Version plus détaillée maintenant, un peu longue j’en conviens mais il y a tant
à dire de ce magnifique périple !
Cette chaîne de montagnes s'étendant sur 30 km n'a rien à envier aux autres. Le
trekkeur s'y aventurant doit demeurer averti que ce ne sera pas toujours facile
: les vues spectaculaires offertes à lui se méritent. À chacun des campements,
des frais sont demandés par les communautés. N'étant pas réglementés, les prix
varient ici et là. Au total, il en coûte environ 210 soles (78$). Lors d'un paiement, un coupon vous est remis. À faire attention que ce coupon vous soit
bien remis car certains tentent d'arnaquer les touristes en demandant des
sommes alors qu’ils n’y sont pas autorisés. À chaque jour, nous nous levions
vers 6:00, thé de coca pour bien nous réveiller, déjeuner et départ vers 7:15. La
température fut plutôt bien. De beaux ciels bleus les matins et parfois du
temps gris et de la pluie, bien souvent lorsque la journée de marche était
terminée. À chaque jour, nous montions un col comportant une certaine
difficulté, tantôt abrupte, tantôt graduelle mais longue. Lina nous faisait
monter ici et là, au travers de chemins qui n’étaient pas tracés pour ainsi nous
amener à des points de vue sur les montagnes qu'elle chérit tant. C’était des
journées d'environ 5-6h de marche mais certaines pouvaient être plus longues,
allant jusqu'à 7h30-8h. Les sentiers variaient beaucoup (comme vous pourrez le
constater sur les photos) : certains en terre battue, d’autres plutôt
gazonnés ou en roches, de toutes les grosseurs dépendamment si nous marchions
sur un sentier de randonneurs, de bétails ou encore, sur une moraine. Après
18:15, le soleil disparaissait, le froid se présentait sournoisement. Celui-ci
ne m'a pas trop saisie vu que j’y étais préparée suite à mon trek au Népal. Le
vent se faisait parfois très cinglant. Au point culminant des cols Trapecio et
Jurau, j'en ai eu le souffle carrément coupé, impossible de respirer et de
rester stable. Toutefois, je rêvais éveillée par ce qui m'était offert après
tous ces efforts alors je prenais quelques secondes supplémentaires pour
retenir ma respiration et admirer.
Question de logistique, notre 1re journée se résuma à du transport pour se
rendre à notre 1er campement, à Cuartelwain (4 180 m) où un décor de hautes
montagnes se faisait déjà sentir. La 2e journée, nous commençâmes à marcher.

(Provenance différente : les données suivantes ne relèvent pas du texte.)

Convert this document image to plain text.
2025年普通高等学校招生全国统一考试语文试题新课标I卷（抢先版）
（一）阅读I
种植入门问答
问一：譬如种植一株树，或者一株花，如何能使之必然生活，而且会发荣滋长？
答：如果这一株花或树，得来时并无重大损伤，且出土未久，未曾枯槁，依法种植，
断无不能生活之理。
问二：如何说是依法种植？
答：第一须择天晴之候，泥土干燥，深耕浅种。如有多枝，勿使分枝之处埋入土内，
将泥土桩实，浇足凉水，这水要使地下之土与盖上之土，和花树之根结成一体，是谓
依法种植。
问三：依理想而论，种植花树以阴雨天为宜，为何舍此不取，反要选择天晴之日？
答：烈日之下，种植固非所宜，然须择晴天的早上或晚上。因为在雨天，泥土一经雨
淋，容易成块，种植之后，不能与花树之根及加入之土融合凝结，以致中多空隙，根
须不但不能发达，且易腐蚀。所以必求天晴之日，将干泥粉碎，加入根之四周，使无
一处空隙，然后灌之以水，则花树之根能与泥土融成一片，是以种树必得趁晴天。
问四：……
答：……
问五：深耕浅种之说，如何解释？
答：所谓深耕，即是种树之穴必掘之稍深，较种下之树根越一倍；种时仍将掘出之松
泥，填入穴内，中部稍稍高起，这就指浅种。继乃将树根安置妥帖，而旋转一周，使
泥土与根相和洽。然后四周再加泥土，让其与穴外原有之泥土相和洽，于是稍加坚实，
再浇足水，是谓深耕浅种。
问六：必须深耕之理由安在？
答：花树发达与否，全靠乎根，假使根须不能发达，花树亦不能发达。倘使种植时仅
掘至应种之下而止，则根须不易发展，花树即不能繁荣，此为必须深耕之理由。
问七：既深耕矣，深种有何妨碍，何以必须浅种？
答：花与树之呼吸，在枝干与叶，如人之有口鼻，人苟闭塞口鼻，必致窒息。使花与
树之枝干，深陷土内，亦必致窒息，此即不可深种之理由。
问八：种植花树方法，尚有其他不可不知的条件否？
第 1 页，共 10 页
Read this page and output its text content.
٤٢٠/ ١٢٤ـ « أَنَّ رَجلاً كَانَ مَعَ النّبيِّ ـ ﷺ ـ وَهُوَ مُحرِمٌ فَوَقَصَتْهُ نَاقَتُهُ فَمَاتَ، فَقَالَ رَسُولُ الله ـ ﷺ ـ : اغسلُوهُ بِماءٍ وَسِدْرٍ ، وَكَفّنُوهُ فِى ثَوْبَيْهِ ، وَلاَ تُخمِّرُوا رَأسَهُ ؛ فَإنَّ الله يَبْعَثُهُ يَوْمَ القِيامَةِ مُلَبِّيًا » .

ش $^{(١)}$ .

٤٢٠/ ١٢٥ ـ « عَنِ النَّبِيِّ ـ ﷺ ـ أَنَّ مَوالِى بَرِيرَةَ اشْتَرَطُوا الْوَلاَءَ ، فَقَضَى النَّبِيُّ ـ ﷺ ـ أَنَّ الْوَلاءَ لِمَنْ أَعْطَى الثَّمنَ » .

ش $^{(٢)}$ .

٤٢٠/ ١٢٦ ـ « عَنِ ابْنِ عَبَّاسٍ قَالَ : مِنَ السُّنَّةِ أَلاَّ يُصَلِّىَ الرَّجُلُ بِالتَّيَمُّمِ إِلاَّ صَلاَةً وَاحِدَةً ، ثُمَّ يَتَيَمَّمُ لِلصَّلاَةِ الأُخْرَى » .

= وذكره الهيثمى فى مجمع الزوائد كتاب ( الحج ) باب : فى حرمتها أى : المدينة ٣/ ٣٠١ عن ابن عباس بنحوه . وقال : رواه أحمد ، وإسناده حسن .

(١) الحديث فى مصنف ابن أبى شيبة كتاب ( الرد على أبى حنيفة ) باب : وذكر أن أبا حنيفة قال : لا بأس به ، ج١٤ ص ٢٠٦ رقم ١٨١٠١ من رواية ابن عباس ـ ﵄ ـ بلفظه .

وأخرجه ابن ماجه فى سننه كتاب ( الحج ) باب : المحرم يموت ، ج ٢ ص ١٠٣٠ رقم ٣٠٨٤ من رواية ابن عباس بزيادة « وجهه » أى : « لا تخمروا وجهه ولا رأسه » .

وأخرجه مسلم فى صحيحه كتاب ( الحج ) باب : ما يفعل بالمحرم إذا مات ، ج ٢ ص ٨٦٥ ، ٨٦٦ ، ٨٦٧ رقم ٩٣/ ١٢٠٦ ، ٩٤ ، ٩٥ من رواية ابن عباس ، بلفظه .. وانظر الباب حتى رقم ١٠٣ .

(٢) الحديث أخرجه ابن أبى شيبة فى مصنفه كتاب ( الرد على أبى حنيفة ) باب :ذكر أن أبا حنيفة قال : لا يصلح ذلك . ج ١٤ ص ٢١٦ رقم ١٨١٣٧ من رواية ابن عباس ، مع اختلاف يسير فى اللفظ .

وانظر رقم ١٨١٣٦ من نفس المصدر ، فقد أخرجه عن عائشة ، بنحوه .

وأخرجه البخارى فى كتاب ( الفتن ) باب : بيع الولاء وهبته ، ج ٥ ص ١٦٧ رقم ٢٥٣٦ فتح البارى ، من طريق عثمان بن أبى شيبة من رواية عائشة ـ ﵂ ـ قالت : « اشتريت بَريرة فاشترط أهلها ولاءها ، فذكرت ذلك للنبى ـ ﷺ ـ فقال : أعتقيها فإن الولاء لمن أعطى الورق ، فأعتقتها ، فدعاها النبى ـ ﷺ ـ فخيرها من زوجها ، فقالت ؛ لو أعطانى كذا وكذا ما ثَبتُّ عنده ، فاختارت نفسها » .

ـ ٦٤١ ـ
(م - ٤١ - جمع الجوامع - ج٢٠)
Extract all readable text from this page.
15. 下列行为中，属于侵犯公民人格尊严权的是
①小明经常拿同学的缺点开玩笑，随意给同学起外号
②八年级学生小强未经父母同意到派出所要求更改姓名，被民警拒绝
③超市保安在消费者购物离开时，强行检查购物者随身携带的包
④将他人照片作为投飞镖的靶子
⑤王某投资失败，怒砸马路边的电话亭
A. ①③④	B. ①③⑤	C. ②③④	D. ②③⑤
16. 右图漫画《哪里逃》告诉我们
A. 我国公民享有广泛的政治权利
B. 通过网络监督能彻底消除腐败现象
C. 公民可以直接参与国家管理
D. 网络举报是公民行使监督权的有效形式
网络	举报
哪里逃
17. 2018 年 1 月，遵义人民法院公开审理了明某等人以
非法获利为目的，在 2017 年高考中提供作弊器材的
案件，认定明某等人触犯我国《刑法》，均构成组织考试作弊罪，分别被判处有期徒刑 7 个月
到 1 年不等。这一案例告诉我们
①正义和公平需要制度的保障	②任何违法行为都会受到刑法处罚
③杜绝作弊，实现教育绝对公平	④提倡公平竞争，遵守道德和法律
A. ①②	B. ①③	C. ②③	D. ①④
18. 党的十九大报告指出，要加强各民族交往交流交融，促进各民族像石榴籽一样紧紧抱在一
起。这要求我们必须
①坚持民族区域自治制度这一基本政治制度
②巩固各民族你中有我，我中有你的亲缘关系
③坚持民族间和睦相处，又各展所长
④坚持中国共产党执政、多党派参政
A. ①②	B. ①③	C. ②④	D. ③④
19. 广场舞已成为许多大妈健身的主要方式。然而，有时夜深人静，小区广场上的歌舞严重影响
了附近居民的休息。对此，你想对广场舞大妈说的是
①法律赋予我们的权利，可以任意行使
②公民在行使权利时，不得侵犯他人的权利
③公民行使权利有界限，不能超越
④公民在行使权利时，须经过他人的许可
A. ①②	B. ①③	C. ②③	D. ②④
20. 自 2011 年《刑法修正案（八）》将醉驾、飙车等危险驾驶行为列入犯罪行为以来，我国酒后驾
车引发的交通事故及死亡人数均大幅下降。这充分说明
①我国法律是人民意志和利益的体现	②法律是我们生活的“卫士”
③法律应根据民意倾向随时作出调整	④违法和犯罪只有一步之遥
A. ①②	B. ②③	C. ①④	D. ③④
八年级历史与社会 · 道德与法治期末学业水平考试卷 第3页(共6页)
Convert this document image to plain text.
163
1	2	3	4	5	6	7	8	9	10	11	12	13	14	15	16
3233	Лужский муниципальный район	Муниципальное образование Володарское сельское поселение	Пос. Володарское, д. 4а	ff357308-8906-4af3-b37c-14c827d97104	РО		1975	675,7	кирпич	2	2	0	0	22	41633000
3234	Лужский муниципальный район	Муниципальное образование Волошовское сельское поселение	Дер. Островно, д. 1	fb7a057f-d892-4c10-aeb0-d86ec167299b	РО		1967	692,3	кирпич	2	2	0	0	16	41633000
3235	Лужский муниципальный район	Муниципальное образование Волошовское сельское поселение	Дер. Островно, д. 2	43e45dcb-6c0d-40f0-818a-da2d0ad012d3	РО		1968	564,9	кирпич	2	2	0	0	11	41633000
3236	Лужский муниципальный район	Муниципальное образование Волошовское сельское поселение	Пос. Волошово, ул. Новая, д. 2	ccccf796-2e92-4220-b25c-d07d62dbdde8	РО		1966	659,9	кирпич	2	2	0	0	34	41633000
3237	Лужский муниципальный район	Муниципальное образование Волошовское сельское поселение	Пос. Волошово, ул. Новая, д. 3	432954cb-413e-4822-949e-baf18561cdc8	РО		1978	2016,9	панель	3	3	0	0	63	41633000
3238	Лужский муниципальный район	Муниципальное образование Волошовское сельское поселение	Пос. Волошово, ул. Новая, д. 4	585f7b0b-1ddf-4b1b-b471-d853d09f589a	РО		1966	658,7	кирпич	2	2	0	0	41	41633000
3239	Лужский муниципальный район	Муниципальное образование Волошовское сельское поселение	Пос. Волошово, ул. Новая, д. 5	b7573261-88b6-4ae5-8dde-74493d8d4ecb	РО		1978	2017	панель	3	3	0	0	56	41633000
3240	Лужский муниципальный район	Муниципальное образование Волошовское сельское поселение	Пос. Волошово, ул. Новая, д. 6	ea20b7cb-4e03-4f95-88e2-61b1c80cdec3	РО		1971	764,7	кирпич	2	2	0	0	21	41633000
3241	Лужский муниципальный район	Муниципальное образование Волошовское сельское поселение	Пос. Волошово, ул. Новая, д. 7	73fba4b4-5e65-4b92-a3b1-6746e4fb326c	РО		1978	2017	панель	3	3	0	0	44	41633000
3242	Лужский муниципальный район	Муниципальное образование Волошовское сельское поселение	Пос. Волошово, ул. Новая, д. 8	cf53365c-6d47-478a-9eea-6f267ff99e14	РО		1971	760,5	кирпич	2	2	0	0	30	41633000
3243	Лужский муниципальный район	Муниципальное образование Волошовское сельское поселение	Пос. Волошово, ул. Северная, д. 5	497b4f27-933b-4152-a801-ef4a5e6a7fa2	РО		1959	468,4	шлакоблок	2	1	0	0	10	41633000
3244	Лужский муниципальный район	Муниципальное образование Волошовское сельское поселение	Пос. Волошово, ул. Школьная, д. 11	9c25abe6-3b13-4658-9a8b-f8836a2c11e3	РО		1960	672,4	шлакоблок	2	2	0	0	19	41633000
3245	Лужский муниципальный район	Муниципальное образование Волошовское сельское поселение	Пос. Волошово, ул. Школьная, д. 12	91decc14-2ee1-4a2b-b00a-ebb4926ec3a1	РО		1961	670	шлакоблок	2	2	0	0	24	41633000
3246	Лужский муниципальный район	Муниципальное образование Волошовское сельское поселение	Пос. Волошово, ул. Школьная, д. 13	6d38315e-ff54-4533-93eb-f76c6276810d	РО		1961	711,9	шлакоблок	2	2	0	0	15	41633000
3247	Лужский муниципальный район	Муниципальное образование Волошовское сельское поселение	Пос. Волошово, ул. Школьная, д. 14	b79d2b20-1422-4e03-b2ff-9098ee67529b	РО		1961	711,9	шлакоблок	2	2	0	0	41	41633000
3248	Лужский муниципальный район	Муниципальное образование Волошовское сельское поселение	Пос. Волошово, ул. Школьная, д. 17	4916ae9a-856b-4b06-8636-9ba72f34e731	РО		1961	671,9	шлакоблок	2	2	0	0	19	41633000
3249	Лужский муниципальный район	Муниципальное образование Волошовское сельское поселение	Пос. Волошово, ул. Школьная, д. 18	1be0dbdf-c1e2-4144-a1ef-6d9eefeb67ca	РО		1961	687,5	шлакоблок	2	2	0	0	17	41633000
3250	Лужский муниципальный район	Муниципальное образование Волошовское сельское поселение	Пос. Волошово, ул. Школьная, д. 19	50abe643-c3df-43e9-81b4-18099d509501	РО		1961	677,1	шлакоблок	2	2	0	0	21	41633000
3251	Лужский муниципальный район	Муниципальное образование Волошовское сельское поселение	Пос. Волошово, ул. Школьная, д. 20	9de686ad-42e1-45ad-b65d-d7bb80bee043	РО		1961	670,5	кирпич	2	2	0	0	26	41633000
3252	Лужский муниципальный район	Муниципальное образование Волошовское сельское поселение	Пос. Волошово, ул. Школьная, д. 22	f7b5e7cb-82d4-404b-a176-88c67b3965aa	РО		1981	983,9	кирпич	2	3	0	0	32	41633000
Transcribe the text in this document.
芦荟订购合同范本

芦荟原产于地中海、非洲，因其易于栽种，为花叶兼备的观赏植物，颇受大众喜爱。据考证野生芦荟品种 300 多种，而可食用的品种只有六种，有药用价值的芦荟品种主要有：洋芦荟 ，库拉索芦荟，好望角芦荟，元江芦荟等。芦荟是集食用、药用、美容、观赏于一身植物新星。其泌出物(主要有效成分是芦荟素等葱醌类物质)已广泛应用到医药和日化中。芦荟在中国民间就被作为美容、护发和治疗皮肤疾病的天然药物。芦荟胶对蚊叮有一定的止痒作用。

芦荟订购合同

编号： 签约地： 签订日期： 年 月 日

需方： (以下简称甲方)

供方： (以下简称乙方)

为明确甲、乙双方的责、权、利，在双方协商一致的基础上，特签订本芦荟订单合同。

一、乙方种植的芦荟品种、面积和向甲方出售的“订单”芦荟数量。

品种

Cela se fit bien, souffle un peu court à certains moments jusqu’au col Cacanan
(4 700 m). En après-midi, nous arrêtâmes dans une source thermale naturelle où
nous fûmes seuls, tel que nous l’avait dit Lina. Nous continuâmes ensuite notre
chemin jusqu’au 2e campement, à Mitucocha dans une belle et large vallée. La 3e
journée fut plus longue et plus soutenue. Lina nous amena à un autre endroit où
nous fûmes seuls, encore une fois, à contempler les montagnes. 3e nuit près du
lac Carhuacocha avec vue imprenable sur le Siulà, le Yerupaja, le Rondoy et le
Jirishanca. La 4e journée fut assez longue également : nous contournâmes le
lac, nous remontâmes une vallée suivie d’un sentier plus escarpé, pour un 1er
point de vue, descente et remontée pour continuer notre chemin où se dressèrent
3 lacs de différentes couleurs offrant un spectacle magique. Nous continuâmes
pour arriver au col Siulà : un bon défi se terminant ensuite dans une large
vallée verdoyante qui étonna et nous transporta, l’espace de quelques
kilomètres, directement en Islande. Nous campâmes à Huayhuash. La 5e journée en
fut une autre exigeante en direction du col de Trapecio (5 010 m) avec vue sur
le glacier Nevado Trapecio qui sera tout près de nous. Des vues spectaculaires
à nouveau, souffle coupé et descente assez vertigineuse suite à la montée du
col. Difficile de garder les yeux à terre pour éviter une chute avec cette vue
imprenable sur l’impressionnant Nevado Puscanturpa. Dodo à Cuyoc. Cette 5e
journée fut un point fort mais la suivante aussi je l’attendais pour l’avoir
changée dans mon itinéraire ! La journée était belle et prometteuse. Une journée
de 8-9h de marche était prévue vers le col Jurau. La plupart des gens passaient plutôt par le col San Antonio, moi j’avais eu écho que Jurau était plus beau,
plus long et moins escarpé. Mes 2 compagnons décidèrent de prendre la voie
utilisée par les ânes alors je fus seule avec Lina. Une montée graduelle de 2h
se fit relativement bien jusqu'au col (5 100 m). Descente près du lac Jurau
suivie par cette vallée profonde où nous suivait une petite rivière… Au total
7h30 de marche à un bon rythme, un point de vue magnifique et une joie
inégalée.
Les choses se gâtèrent ensuite car je fis une solide indigestion alimentaire.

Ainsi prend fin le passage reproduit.